Foligno delivered some even more pointed words after the Hawks’ season-ending loss in Los Angeles — words that Davidson surely heard and considered heading into exit interviews.

“We are a team that needs to make some changes here,” Foligno said then. “This isn’t good enough. This can’t be good enough. This has to change drastically over the summer.

“We can’t go through this again. And I certainly won’t allow it. Either the mindset changes from the group, or personnel changes.
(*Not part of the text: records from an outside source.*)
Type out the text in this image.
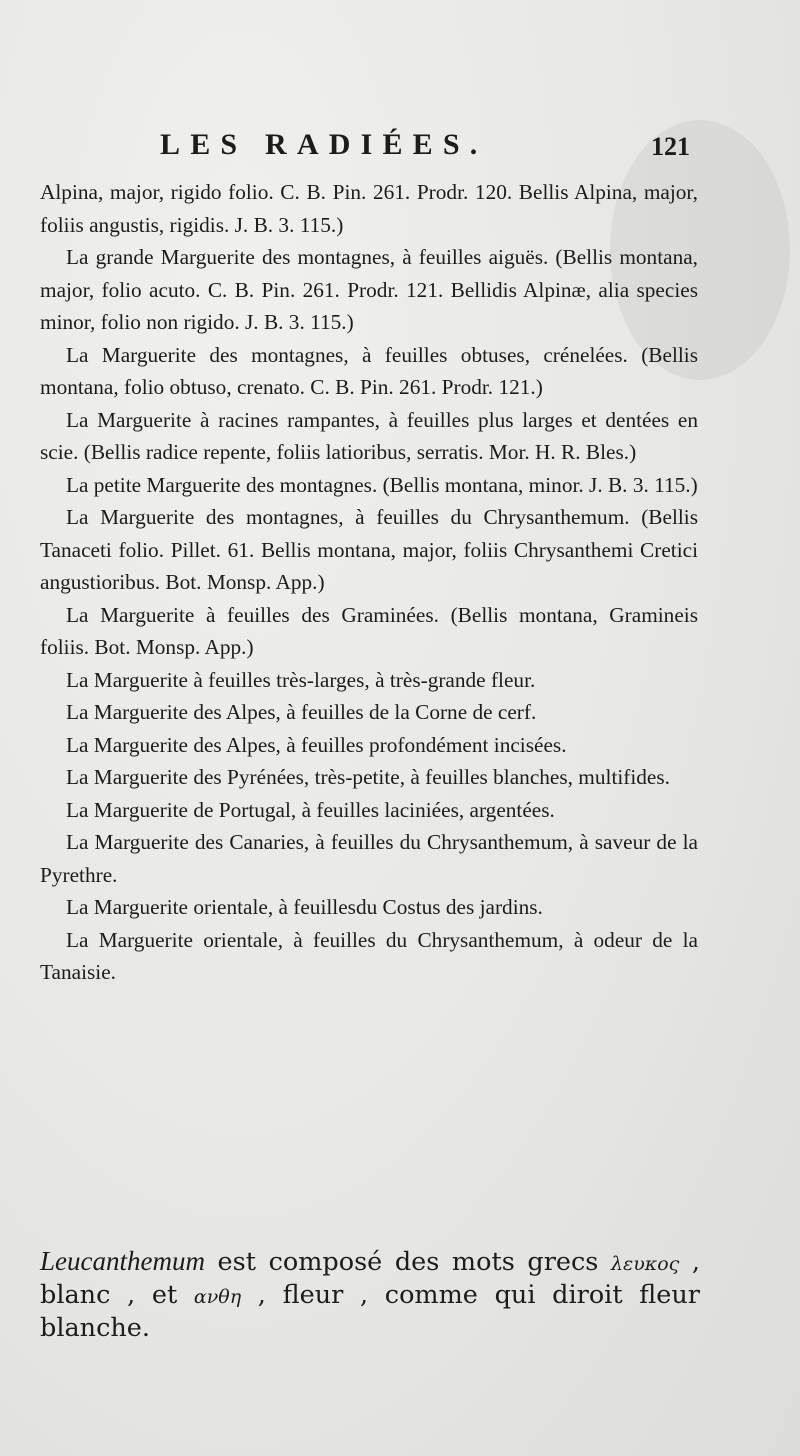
LES RADIÉES.	121

Alpina, major, rigido folio. C. B. Pin. 261. Prodr. 120. Bellis Alpina, major, foliis angustis, rigidis. J. B. 3. 115.)

La grande Marguerite des montagnes, à feuilles aiguës. (Bellis montana, major, folio acuto. C. B. Pin. 261. Prodr. 121. Bellidis Alpinæ, alia species minor, folio non rigido. J. B. 3. 115.)

La Marguerite des montagnes, à feuilles obtuses, crénelées. (Bellis montana, folio obtuso, crenato. C. B. Pin. 261. Prodr. 121.)

La Marguerite à racines rampantes, à feuilles plus larges et dentées en scie. (Bellis radice repente, foliis latioribus, serratis. Mor. H. R. Bles.)

La petite Marguerite des montagnes. (Bellis montana, minor. J. B. 3. 115.)

La Marguerite des montagnes, à feuilles du Chrysanthemum. (Bellis Tanaceti folio. Pillet. 61. Bellis montana, major, foliis Chrysanthemi Cretici angustioribus. Bot. Monsp. App.)

La Marguerite à feuilles des Graminées. (Bellis montana, Gramineis foliis. Bot. Monsp. App.)

La Marguerite à feuilles très-larges, à très-grande fleur.

La Marguerite des Alpes, à feuilles de la Corne de cerf.

La Marguerite des Alpes, à feuilles profondément incisées.

La Marguerite des Pyrénées, très-petite, à feuilles blanches, multifides.

La Marguerite de Portugal, à feuilles laciniées, argentées.

La Marguerite des Canaries, à feuilles du Chrysanthemum, à saveur de la Pyrethre.

La Marguerite orientale, à feuillesdu Costus des jardins.

La Marguerite orientale, à feuilles du Chrysanthemum, à odeur de la Tanaisie.

Leucanthemum est composé des mots grecs λευκος , blanc , et ανθη , fleur , comme qui diroit fleur blanche.
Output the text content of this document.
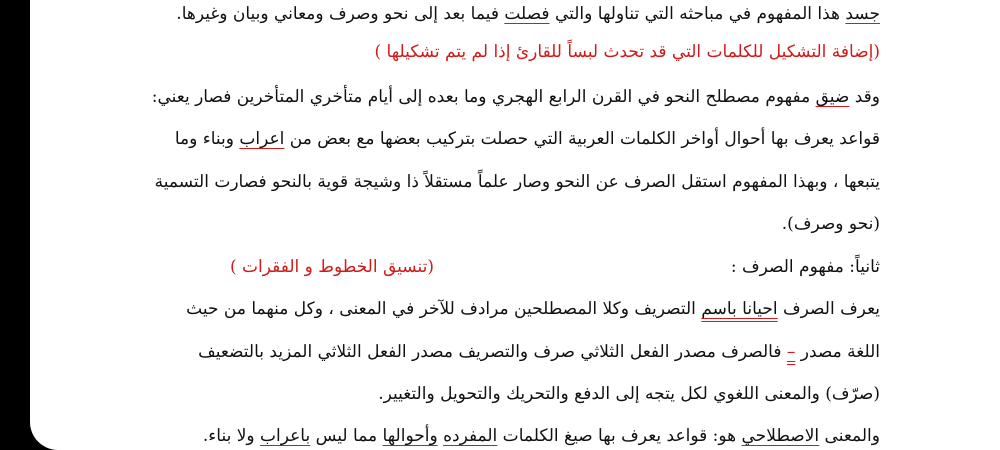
جسد هذا المفهوم في مباحثه التي تناولها والتي فصلت فيما بعد إلى نحو وصرف ومعاني وبيان وغيرها.
(إضافة التشكيل للكلمات التي قد تحدث لبساً للقارئ إذا لم يتم تشكيلها )
وقد ضيق مفهوم مصطلح النحو في القرن الرابع الهجري وما بعده إلى أيام متأخري المتأخرين فصار يعني:
قواعد يعرف بها أحوال أواخر الكلمات العربية التي حصلت بتركيب بعضها مع بعض من اعراب وبناء وما
يتبعها ، وبهذا المفهوم استقل الصرف عن النحو وصار علماً مستقلاً ذا وشيجة قوية بالنحو فصارت التسمية
(نحو وصرف).
ثانياً: مفهوم الصرف :
(تنسيق الخطوط و الفقرات )
يعرف الصرف احيانا باسم التصريف وكلا المصطلحين مرادف للآخر في المعنى ، وكل منهما من حيث
اللغة مصدر – فالصرف مصدر الفعل الثلاثي صرف والتصريف مصدر الفعل الثلاثي المزيد بالتضعيف
(صرّف) والمعنى اللغوي لكل يتجه إلى الدفع والتحريك والتحويل والتغيير.
والمعنى الاصطلاحي هو: قواعد يعرف بها صيغ الكلمات المفرده وأحوالها مما ليس باعراب ولا بناء.
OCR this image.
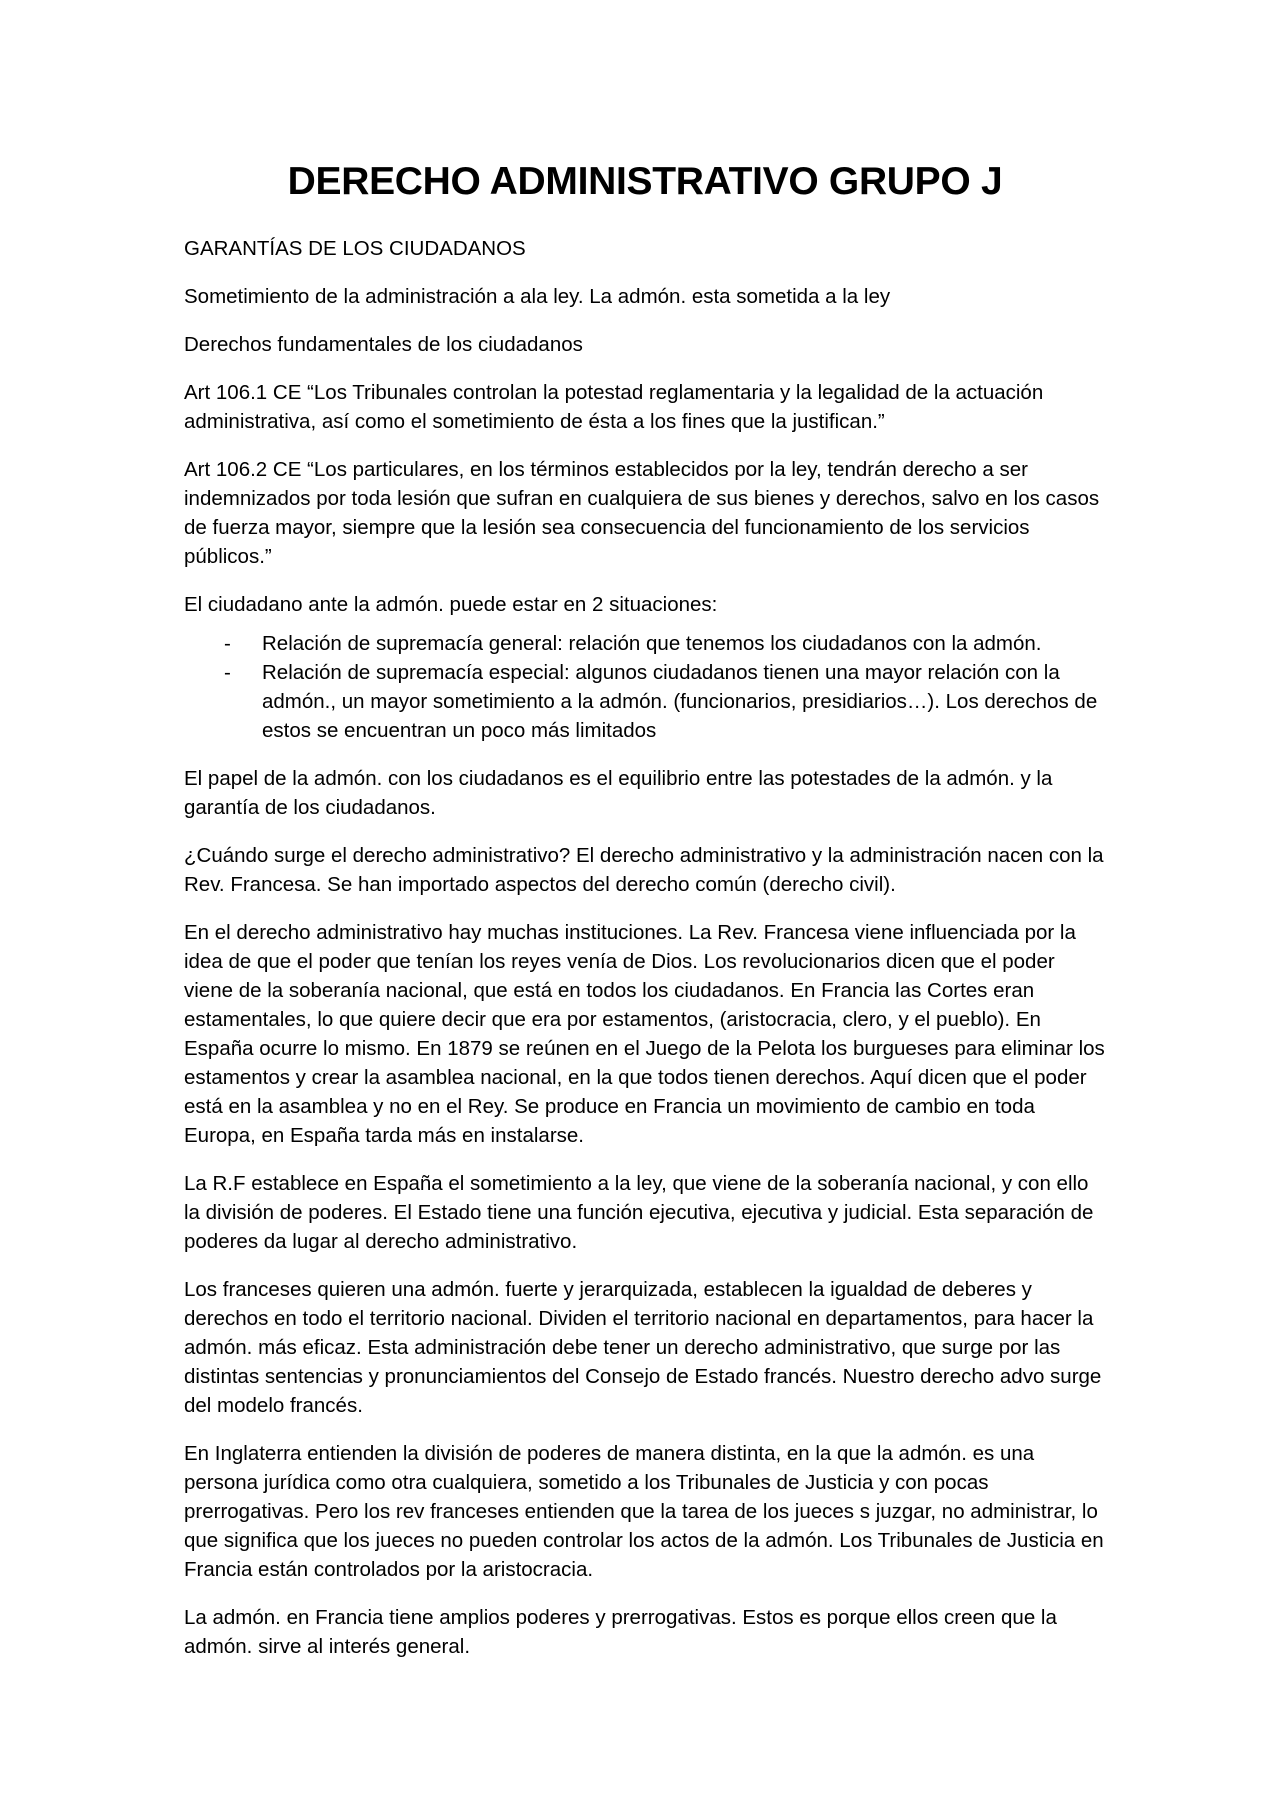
DERECHO ADMINISTRATIVO GRUPO J

GARANTÍAS DE LOS CIUDADANOS

Sometimiento de la administración a ala ley. La admón. esta sometida a la ley

Derechos fundamentales de los ciudadanos

Art 106.1 CE “Los Tribunales controlan la potestad reglamentaria y la legalidad de la actuación administrativa, así como el sometimiento de ésta a los fines que la justifican.”

Art 106.2 CE “Los particulares, en los términos establecidos por la ley, tendrán derecho a ser indemnizados por toda lesión que sufran en cualquiera de sus bienes y derechos, salvo en los casos de fuerza mayor, siempre que la lesión sea consecuencia del funcionamiento de los servicios públicos.”

El ciudadano ante la admón. puede estar en 2 situaciones:

- Relación de supremacía general: relación que tenemos los ciudadanos con la admón.
- Relación de supremacía especial: algunos ciudadanos tienen una mayor relación con la admón., un mayor sometimiento a la admón. (funcionarios, presidiarios…). Los derechos de estos se encuentran un poco más limitados

El papel de la admón. con los ciudadanos es el equilibrio entre las potestades de la admón. y la garantía de los ciudadanos.

¿Cuándo surge el derecho administrativo? El derecho administrativo y la administración nacen con la Rev. Francesa. Se han importado aspectos del derecho común (derecho civil).

En el derecho administrativo hay muchas instituciones. La Rev. Francesa viene influenciada por la idea de que el poder que tenían los reyes venía de Dios. Los revolucionarios dicen que el poder viene de la soberanía nacional, que está en todos los ciudadanos. En Francia las Cortes eran estamentales, lo que quiere decir que era por estamentos, (aristocracia, clero, y el pueblo). En España ocurre lo mismo. En 1879 se reúnen en el Juego de la Pelota los burgueses para eliminar los estamentos y crear la asamblea nacional, en la que todos tienen derechos. Aquí dicen que el poder está en la asamblea y no en el Rey. Se produce en Francia un movimiento de cambio en toda Europa, en España tarda más en instalarse.

La R.F establece en España el sometimiento a la ley, que viene de la soberanía nacional, y con ello la división de poderes. El Estado tiene una función ejecutiva, ejecutiva y judicial. Esta separación de poderes da lugar al derecho administrativo.

Los franceses quieren una admón. fuerte y jerarquizada, establecen la igualdad de deberes y derechos en todo el territorio nacional. Dividen el territorio nacional en departamentos, para hacer la admón. más eficaz. Esta administración debe tener un derecho administrativo, que surge por las distintas sentencias y pronunciamientos del Consejo de Estado francés. Nuestro derecho advo surge del modelo francés.

En Inglaterra entienden la división de poderes de manera distinta, en la que la admón. es una persona jurídica como otra cualquiera, sometido a los Tribunales de Justicia y con pocas prerrogativas. Pero los rev franceses entienden que la tarea de los jueces s juzgar, no administrar, lo que significa que los jueces no pueden controlar los actos de la admón. Los Tribunales de Justicia en Francia están controlados por la aristocracia.

La admón. en Francia tiene amplios poderes y prerrogativas. Estos es porque ellos creen que la admón. sirve al interés general.
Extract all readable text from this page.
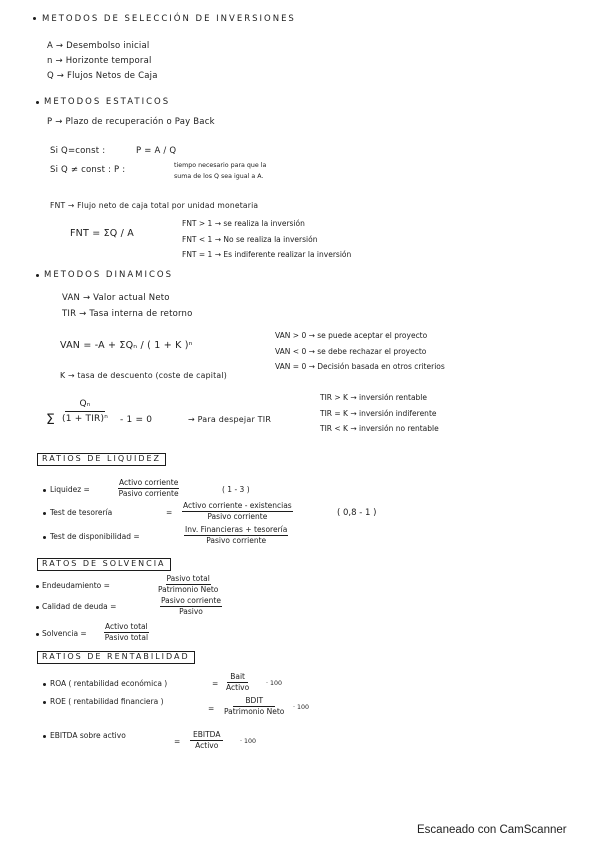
METODOS DE SELECCIÓN DE INVERSIONES
A → Desembolso inicial
n → Horizonte temporal
Q → Flujos Netos de Caja
METODOS ESTATICOS
P → Plazo de recuperación o Pay Back
Si Q=const :	P = A / Q
Si Q ≠ const : P :	tiempo necesario para que la
suma de los Q sea igual a A.
FNT → Flujo neto de caja total por unidad monetaria
FNT = ΣQ / A
FNT > 1 → se realiza la inversión
FNT < 1 → No se realiza la inversión
FNT = 1 → Es indiferente realizar la inversión
METODOS DINAMICOS
VAN → Valor actual Neto
TIR → Tasa interna de retorno
VAN = -A + ΣQₙ / ( 1 + K )ⁿ
VAN > 0 → se puede aceptar el proyecto
VAN < 0 → se debe rechazar el proyecto
VAN = 0 → Decisión basada en otros criterios
K → tasa de descuento (coste de capital)
Σ
Qₙ
(1 + TIR)ⁿ - 1 = 0	→ Para despejar TIR
TIR > K → inversión rentable
TIR = K → inversión indiferente
TIR < K → inversión no rentable
RATIOS DE LIQUIDEZ
Liquidez =
Activo corriente
Pasivo corriente	( 1 - 3 )
Test de tesorería	=
Activo corriente - existencias
Pasivo corriente	( 0,8 - 1 )
Test de disponibilidad =
Inv. Financieras + tesorería
Pasivo corriente
RATOS DE SOLVENCIA
Endeudamiento =
Pasivo total
Patrimonio Neto
Calidad de deuda =
Pasivo corriente
Pasivo
Solvencia =
Activo total
Pasivo total
RATIOS DE RENTABILIDAD
ROA ( rentabilidad económica )	=
Bait
Activo	· 100
ROE ( rentabilidad financiera )
=
BDIT
Patrimonio Neto · 100
EBITDA sobre activo
=
EBITDA
Activo	· 100
Escaneado con CamScanner
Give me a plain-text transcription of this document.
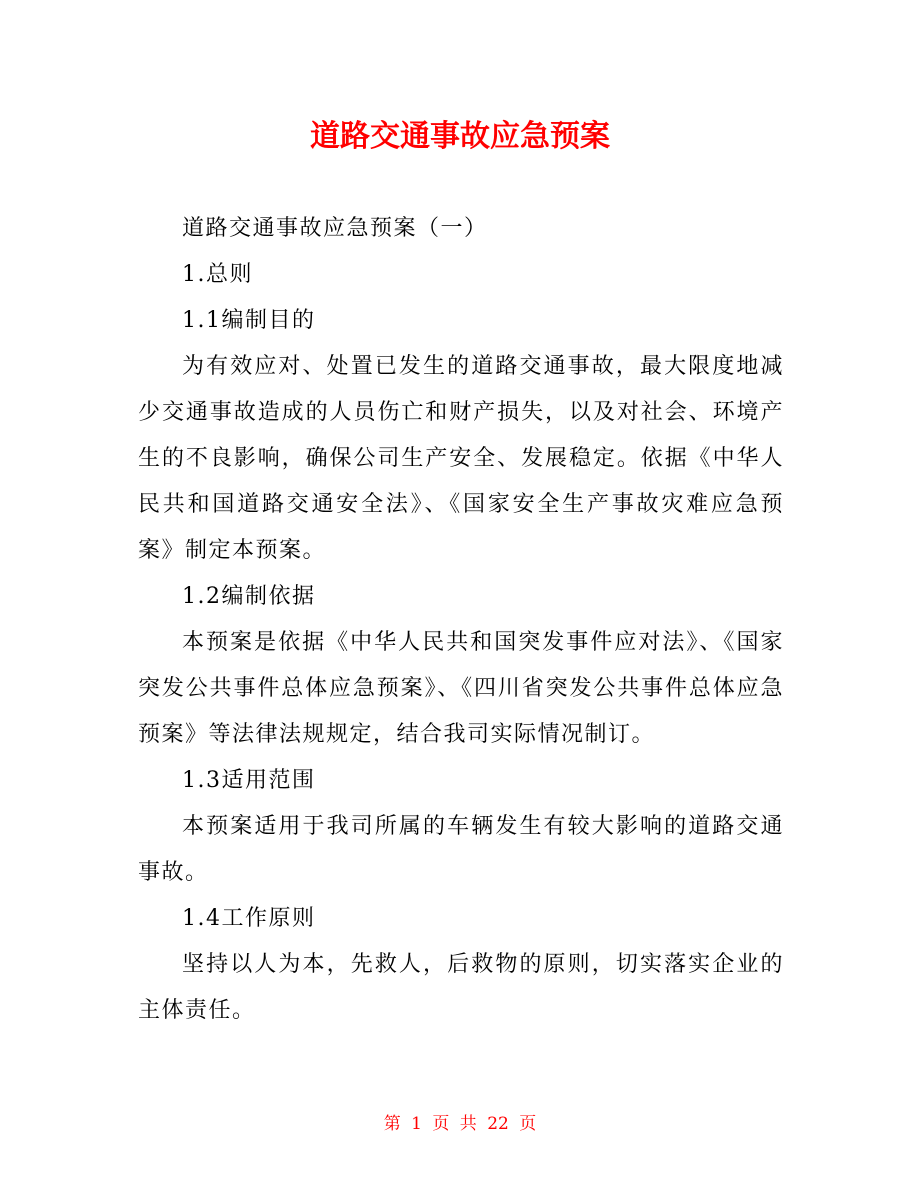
道路交通事故应急预案

道路交通事故应急预案（一）

1.总则

1.1编制目的

为有效应对、处置已发生的道路交通事故，最大限度地减少交通事故造成的人员伤亡和财产损失，以及对社会、环境产生的不良影响，确保公司生产安全、发展稳定。依据《中华人民共和国道路交通安全法》、《国家安全生产事故灾难应急预案》制定本预案。

1.2编制依据

本预案是依据《中华人民共和国突发事件应对法》、《国家突发公共事件总体应急预案》、《四川省突发公共事件总体应急预案》等法律法规规定，结合我司实际情况制订。

1.3适用范围

本预案适用于我司所属的车辆发生有较大影响的道路交通事故。

1.4工作原则

坚持以人为本，先救人，后救物的原则，切实落实企业的主体责任。

第 1 页 共 22 页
That’s just the way it is in the NHL. It’s a business, and we need to treat it as such.”

With that general sentiment, Davidson appears to agree.

Changes are imminent this summer; almost every Hawk on an expiring contract will not be re-signed, and an array of better players signed on the open market and promising prospects ready to graduate into the NHL will take their places.

Will those changes and the moderate win-loss improvement likely to come in 2024-25 be enough to keep Foligno, Jones and the Hawks’ other leaders satisfied enough, even as another precious year without postseason play gets shaved off their dwindling careers? That remains to be seen.